Setelah beberapa hari yang lalu saya kepentok dengan Basmalah, minggu ini saya kepentok dengan Tembang Lir-Ilir. *Jih, kepala saya pasti sudah benjol, karena terlalu sering kepentok. Hahaha* Akhir-akhir ini kemana pun saya melangkah, selalu diingatkan dengan tembang ciptaan salah satu sunan ini *kebanyakan mengganggap Sunan Kalijaga, ada juga yang mengatakan Sunan Bonang (guru dari Sunan Kalijaga), Sunan Ampel, maupun Sunan Giri*. Pada waktu itu, para sunan memang menggunakan kebudayaan sebagai salah satu alat syiar, termasuk Tembang Lir-Ilir ini.

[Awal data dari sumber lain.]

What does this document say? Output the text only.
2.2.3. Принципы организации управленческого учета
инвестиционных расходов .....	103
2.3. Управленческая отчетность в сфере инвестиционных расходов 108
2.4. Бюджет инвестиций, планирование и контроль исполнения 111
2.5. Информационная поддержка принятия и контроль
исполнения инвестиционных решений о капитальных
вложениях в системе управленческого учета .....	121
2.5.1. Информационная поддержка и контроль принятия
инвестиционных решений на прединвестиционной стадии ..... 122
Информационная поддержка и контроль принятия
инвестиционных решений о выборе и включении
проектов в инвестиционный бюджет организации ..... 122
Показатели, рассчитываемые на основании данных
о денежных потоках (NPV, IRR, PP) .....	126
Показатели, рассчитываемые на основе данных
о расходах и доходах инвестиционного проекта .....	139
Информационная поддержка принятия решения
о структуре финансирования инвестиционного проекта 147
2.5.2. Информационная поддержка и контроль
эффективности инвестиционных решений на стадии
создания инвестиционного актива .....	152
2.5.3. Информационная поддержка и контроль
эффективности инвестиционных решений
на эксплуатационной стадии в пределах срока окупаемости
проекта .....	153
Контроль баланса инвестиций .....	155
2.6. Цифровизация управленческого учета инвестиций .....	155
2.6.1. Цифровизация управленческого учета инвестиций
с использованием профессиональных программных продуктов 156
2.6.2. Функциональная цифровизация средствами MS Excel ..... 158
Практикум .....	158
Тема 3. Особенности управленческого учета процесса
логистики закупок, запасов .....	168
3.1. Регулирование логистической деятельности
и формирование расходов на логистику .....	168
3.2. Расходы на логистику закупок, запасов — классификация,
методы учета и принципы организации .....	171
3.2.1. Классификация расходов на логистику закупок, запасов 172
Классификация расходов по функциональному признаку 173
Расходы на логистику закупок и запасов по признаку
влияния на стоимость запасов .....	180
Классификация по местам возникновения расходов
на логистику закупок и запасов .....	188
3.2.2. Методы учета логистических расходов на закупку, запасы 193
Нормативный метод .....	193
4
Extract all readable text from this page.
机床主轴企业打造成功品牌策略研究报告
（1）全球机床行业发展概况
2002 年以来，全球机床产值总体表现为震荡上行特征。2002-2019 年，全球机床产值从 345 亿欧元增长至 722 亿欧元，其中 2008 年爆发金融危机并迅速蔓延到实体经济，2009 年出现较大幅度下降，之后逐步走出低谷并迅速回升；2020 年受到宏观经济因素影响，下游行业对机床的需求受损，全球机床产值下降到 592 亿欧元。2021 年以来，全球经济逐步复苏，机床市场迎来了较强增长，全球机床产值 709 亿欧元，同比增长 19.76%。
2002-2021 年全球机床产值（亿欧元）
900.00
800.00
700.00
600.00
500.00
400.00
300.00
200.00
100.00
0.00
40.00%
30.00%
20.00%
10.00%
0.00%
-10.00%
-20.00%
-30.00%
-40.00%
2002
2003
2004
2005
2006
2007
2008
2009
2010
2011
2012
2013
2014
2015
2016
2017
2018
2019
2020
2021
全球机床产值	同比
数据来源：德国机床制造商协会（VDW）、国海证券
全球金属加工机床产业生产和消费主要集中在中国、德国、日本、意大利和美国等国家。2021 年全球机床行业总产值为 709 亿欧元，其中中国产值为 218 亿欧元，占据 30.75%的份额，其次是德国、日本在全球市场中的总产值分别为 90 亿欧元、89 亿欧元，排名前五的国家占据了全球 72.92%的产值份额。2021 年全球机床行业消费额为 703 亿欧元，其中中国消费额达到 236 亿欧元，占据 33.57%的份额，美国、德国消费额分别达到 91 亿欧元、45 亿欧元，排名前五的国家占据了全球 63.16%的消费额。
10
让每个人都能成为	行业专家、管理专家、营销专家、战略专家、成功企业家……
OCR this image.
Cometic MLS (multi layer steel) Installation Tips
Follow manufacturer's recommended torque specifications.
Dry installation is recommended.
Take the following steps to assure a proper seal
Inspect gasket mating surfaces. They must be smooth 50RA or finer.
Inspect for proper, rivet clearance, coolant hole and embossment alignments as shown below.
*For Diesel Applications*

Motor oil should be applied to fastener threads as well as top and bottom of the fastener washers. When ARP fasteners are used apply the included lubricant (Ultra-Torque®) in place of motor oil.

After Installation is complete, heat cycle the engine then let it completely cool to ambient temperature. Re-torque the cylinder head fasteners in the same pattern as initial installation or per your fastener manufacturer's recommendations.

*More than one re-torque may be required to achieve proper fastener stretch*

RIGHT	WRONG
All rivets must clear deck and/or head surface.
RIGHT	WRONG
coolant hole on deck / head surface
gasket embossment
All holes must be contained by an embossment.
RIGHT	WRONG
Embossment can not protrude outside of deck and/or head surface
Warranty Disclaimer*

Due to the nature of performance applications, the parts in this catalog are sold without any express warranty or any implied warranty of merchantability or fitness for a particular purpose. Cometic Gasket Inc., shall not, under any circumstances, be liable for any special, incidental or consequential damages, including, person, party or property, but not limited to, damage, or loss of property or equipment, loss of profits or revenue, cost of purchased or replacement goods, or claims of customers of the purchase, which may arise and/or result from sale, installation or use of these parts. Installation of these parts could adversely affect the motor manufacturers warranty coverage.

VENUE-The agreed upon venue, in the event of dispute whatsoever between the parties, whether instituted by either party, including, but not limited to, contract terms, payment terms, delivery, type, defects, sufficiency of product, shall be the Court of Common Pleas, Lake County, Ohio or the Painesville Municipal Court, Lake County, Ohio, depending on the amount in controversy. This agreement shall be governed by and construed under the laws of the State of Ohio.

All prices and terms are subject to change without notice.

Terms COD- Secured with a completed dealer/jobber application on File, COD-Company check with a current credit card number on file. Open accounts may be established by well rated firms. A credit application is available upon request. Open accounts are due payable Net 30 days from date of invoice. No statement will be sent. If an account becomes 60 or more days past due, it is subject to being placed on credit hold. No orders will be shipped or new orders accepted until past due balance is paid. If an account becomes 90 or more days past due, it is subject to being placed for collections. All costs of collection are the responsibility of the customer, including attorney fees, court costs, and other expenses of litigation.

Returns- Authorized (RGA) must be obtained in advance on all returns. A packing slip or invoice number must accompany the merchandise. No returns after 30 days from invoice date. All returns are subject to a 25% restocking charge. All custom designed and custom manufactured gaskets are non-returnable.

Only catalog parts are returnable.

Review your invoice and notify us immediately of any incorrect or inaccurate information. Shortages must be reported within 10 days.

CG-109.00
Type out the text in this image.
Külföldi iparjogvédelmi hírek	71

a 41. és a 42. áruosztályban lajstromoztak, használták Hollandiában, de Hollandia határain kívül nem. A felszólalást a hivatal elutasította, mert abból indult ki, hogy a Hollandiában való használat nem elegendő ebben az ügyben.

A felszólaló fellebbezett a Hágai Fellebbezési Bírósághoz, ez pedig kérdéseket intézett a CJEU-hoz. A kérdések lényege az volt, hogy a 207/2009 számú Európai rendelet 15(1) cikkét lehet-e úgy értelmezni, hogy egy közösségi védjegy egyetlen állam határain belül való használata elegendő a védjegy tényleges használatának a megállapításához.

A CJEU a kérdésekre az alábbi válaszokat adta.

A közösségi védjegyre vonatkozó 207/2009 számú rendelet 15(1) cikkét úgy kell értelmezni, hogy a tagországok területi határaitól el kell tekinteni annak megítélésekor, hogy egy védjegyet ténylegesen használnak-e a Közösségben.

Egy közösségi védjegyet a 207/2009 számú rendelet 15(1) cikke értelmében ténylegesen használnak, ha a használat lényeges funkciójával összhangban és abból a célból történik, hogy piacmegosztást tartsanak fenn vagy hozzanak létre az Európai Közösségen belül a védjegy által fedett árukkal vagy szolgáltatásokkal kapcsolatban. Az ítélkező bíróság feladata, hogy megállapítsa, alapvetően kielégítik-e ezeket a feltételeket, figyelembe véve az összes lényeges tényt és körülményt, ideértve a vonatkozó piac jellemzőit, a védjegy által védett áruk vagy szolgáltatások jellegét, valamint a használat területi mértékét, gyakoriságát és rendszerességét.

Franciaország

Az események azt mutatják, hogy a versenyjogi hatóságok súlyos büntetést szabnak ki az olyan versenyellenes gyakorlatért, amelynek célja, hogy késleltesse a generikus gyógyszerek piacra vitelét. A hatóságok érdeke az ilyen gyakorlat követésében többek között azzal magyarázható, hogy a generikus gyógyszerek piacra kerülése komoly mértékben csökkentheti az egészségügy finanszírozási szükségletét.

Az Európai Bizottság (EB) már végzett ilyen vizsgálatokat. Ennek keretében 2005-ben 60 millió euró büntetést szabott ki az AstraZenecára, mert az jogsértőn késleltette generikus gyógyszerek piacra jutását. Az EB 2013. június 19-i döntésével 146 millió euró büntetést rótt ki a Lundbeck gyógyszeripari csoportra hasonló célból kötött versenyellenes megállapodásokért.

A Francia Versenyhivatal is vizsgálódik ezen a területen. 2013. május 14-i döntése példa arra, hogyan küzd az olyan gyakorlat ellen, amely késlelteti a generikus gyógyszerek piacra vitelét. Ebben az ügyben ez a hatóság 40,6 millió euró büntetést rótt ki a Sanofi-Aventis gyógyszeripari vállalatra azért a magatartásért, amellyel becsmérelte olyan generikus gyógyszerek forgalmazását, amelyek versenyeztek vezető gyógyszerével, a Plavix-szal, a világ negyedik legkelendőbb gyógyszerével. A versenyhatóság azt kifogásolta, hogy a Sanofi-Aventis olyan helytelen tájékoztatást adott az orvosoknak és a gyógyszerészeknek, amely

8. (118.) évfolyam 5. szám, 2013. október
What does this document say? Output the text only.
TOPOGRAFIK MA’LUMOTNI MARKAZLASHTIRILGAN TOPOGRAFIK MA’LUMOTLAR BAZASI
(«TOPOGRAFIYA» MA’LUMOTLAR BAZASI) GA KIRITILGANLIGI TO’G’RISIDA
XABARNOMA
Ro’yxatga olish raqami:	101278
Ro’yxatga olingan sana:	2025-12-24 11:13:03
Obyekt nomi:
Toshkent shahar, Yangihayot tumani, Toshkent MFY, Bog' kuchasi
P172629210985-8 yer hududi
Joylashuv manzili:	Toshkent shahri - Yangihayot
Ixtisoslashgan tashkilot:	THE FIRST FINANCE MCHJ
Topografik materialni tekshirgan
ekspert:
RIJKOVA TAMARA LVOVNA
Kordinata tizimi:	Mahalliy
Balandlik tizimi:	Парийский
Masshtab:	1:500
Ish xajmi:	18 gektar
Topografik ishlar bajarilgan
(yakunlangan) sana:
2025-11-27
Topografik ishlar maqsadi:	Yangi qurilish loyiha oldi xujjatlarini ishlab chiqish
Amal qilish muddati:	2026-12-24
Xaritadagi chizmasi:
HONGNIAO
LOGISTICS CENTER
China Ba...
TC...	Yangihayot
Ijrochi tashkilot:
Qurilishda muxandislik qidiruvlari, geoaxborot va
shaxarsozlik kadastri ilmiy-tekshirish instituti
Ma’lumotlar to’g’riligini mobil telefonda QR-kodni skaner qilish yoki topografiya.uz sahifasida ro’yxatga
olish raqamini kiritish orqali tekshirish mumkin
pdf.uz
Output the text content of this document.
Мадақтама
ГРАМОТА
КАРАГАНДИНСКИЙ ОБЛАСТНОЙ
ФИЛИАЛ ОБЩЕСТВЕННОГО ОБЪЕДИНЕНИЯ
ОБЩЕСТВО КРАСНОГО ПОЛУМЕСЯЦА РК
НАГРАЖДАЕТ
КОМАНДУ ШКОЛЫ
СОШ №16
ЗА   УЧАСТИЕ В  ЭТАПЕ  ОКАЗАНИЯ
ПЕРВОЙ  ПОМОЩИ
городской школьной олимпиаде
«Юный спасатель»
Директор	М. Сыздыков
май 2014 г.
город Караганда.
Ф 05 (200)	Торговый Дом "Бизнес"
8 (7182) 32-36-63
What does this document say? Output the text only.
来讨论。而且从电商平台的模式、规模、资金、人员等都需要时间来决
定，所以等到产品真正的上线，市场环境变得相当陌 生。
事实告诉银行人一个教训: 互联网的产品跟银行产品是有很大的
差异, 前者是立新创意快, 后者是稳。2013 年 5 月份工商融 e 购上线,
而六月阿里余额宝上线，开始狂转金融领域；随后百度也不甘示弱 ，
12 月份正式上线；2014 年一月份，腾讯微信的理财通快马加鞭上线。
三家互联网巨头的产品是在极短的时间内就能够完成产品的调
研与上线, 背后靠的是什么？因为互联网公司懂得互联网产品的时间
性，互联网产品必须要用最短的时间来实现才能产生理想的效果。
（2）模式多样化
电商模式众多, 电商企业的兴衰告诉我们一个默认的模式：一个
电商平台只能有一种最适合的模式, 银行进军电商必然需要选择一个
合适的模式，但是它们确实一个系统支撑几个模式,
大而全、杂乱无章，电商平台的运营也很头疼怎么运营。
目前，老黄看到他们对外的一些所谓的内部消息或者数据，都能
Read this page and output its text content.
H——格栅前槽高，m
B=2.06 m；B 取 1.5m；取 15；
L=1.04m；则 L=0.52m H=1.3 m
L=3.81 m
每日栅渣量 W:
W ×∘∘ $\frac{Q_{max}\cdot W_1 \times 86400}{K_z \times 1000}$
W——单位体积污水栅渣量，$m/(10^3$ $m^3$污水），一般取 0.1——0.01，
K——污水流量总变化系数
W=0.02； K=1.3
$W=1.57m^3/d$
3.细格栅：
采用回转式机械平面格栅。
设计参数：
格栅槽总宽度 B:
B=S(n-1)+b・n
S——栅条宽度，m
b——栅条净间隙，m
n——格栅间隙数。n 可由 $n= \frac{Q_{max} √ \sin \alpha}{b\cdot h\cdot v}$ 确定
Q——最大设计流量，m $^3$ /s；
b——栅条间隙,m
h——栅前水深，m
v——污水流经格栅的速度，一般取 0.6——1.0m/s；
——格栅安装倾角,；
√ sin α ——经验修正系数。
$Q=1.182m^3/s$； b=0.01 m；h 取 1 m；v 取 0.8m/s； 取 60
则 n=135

Seperti apa sih, tembang Lir-Ilir?
Lir ilir, lir ilir tandure wus sumilir (Lir ilir, lir ilir tanamannya sudah mulai bersemi)
Kang ijo royo-royo, tak sengguh temanten anyar (yang hijau royo-royo, demikian menghijau bagaikan pengantin baru)
Cah angon – cah angon penekno blimbing kuwi (Anak-anak penggembala, panjatkan pohon blimbing itu )
Lunyu – lunyu penekno kanggo mbasuh dodotiro (Biar licin tetap panjatkan untuk mencuci pakaian-mu)
Dodotiro – dodotiro kumitir bedah ing pinggir (Pakaianmu itu tertiup-tiup angin dan sobek di pinggir pinggirnya)
Domono dlumatono, kanggo sebo mengko sore ((Jahitlah, benahilah untuk menghadap nanti sore)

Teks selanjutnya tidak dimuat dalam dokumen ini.